Getting 2 On with Tinashe - Review Festival Gardens 19/02/2015

What do you do with a song with a two minute guitar solo when you have no backing band? Tinashe's answer to her 'Bet' problem: Give one of your dancers a tap-dance showcase. You read that right: 'tappa, tappa, tappa'.

And it was awesome. It could be the most over tap's been in Perth since the swingin' 50s, or at least some largely ignored Fringe show. With a spare set-up of one drummer, a loud as fuck backing track and four dancers split over the two sexes Tinashe delivered a wild show that felt as alive as any ten-piece orchestra.

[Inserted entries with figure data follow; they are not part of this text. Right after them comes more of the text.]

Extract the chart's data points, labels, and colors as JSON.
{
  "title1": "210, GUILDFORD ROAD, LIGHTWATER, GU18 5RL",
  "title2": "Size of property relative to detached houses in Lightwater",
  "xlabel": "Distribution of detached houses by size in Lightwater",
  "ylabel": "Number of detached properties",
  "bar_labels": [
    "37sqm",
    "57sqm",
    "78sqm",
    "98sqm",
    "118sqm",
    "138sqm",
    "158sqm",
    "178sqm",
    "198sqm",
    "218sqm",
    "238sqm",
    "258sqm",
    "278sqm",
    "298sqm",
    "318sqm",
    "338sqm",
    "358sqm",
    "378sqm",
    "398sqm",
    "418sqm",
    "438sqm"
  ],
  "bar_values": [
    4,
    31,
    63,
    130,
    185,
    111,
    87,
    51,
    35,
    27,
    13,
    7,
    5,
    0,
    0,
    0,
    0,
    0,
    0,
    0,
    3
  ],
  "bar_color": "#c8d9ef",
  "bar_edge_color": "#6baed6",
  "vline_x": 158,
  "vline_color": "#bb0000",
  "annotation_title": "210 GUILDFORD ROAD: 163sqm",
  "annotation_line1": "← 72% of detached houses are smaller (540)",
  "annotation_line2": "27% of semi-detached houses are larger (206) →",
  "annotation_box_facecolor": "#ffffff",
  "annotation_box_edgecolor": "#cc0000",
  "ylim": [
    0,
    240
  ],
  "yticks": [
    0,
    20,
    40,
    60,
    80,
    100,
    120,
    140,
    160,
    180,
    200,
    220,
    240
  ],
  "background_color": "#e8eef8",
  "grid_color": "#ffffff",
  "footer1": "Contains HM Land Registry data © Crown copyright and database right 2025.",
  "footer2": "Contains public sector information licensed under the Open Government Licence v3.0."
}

In 2014, bolstered by the DJ Mustard produced, Schoolboy Q assisted summer hit '2 On', Tinashe's debut album Aquarius converted the esoteric cloud RnB aesthetic she mined on her earlier bedroom mixtapes into a sleeper mainstream success. Even if Aquarius is accessible, '2 On' aside, it's often wispy. Tinashe, sounding literally lithe, wades through a mist of hazy weed smoke, ambiance and jittery syncopated beats, not exactly festival fodder. It's an audio profile that sometimes risks falling into the “Mya trap” – so named for the 'Case of the Ex' singer – where you risk being background in your own hits. Not this girl though, by God she turn her material up to 11.

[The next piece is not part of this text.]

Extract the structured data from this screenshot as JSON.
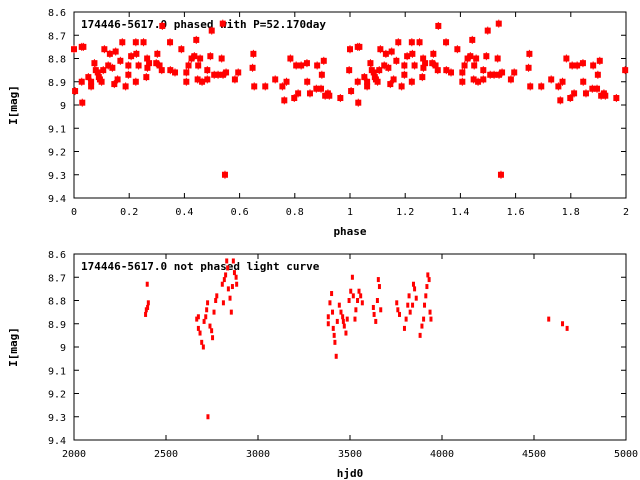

Even at her short stature, with her aggressive dancing, two-toned hoodie, full self-confidence and taut stomach, Tinashe conjures a range of different reference points – Janet, Aaliyah, Usher, Yolandi Vi$$er, the 'You & Me' video among others – to emerge as possibly the most sexually powerful performer of the new young RnB generation, give or take a Tink. Running through a collection of old tracks and bonus cuts, starting with 'Vulnerable' (“Don't stop lookin' at me x8”), Tinashe cast a spell-binding presence even before she launched into tracks from her debut album.

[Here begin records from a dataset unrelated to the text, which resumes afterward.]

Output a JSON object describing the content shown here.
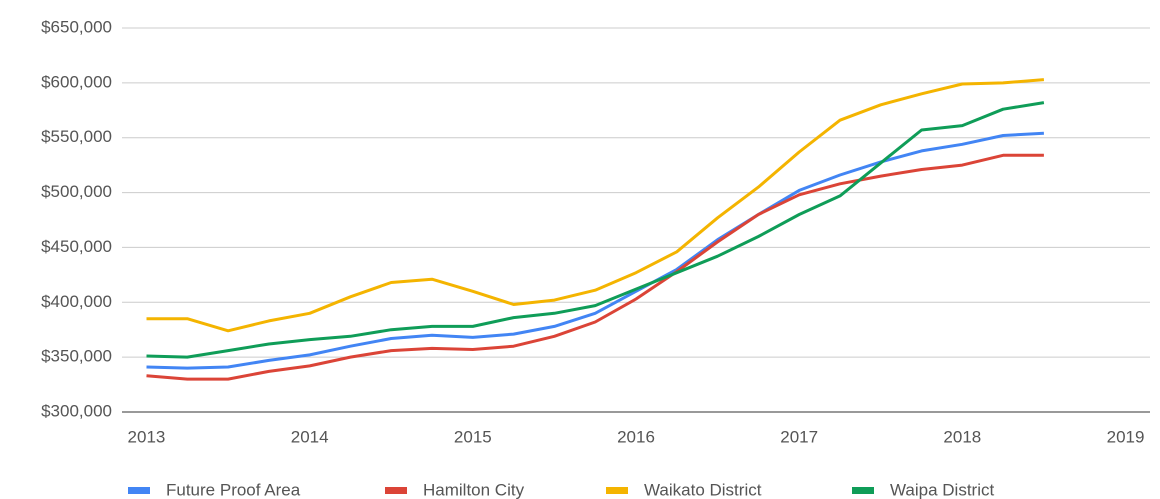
{
  "chart_data": {
    "type": "line",
    "x": [
      2013,
      2013.25,
      2013.5,
      2013.75,
      2014,
      2014.25,
      2014.5,
      2014.75,
      2015,
      2015.25,
      2015.5,
      2015.75,
      2016,
      2016.25,
      2016.5,
      2016.75,
      2017,
      2017.25,
      2017.5,
      2017.75,
      2018,
      2018.25,
      2018.5
    ],
    "series": [
      {
        "name": "Future Proof Area",
        "color": "#4285f4",
        "values": [
          341000,
          340000,
          341000,
          347000,
          352000,
          360000,
          367000,
          370000,
          368000,
          371000,
          378000,
          390000,
          410000,
          430000,
          457000,
          480000,
          502000,
          516000,
          528000,
          538000,
          544000,
          552000,
          554000
        ]
      },
      {
        "name": "Hamilton City",
        "color": "#db4437",
        "values": [
          333000,
          330000,
          330000,
          337000,
          342000,
          350000,
          356000,
          358000,
          357000,
          360000,
          369000,
          382000,
          403000,
          428000,
          455000,
          480000,
          498000,
          508000,
          515000,
          521000,
          525000,
          534000,
          534000
        ]
      },
      {
        "name": "Waikato District",
        "color": "#f4b400",
        "values": [
          385000,
          385000,
          374000,
          383000,
          390000,
          405000,
          418000,
          421000,
          410000,
          398000,
          402000,
          411000,
          427000,
          446000,
          477000,
          505000,
          537000,
          566000,
          580000,
          590000,
          599000,
          600000,
          603000
        ]
      },
      {
        "name": "Waipa District",
        "color": "#0f9d58",
        "values": [
          351000,
          350000,
          356000,
          362000,
          366000,
          369000,
          375000,
          378000,
          378000,
          386000,
          390000,
          397000,
          412000,
          427000,
          442000,
          460000,
          480000,
          497000,
          527000,
          557000,
          561000,
          576000,
          582000
        ]
      }
    ],
    "xlim": [
      2012.85,
      2019.15
    ],
    "xticks": [
      2013,
      2014,
      2015,
      2016,
      2017,
      2018,
      2019
    ],
    "ylim": [
      300000,
      650000
    ],
    "yticks": [
      {
        "value": 300000,
        "label": "$300,000"
      },
      {
        "value": 350000,
        "label": "$350,000"
      },
      {
        "value": 400000,
        "label": "$400,000"
      },
      {
        "value": 450000,
        "label": "$450,000"
      },
      {
        "value": 500000,
        "label": "$500,000"
      },
      {
        "value": 550000,
        "label": "$550,000"
      },
      {
        "value": 600000,
        "label": "$600,000"
      },
      {
        "value": 650000,
        "label": "$650,000"
      }
    ],
    "grid": true,
    "legend": "bottom"
  }
}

It makes no sense to pick out specific highlights of such a heavily crafted and all-energy show, maybe the bedroom anthem 'How Many Times' or the head-nodding 'Watch Me Work'. The diminutive Tinashe's power came through fully on the Lil' Jon-in-slomo banger 'All Hands on Deck' (produced by Cashmere Cat), before leaving the stage for her dancers and drummer to steal the spotlight on a mental cover of 'Turn Down for What?'. The only real misstep may have been an overly dramatised mood-breaking run-through of 'Bated Breath' a sort of power ballad that loses much of its allure without the intricacies a live band can provide.

All that was left after was an extended version of the radio hit '2 On'. Hyper-powered with the full lyrical force of the floor of the Gardens, Tinashe completely shined, repeating the wicked bridge “just gimme the trees so we can smoke it yeah/just gimme the drink so we can pour it yeah” to each minute section of the crowd, showing that she was having as much fun as the audience beyond.

Tinashe is a performer arriving in Perth at the right time, enough mixtapes and albums behind her to have a distinct sound and charisma, but without any impression of being jaded or formulaic. Amidst the traditional malaise of dull indie rockers and psych jammers that seem overrepresented in these parts it's a joy to get a performer so intensely focused on having fun and transmitting that joy, sensuality and excitement to her audience. Long live the female RnB superstar.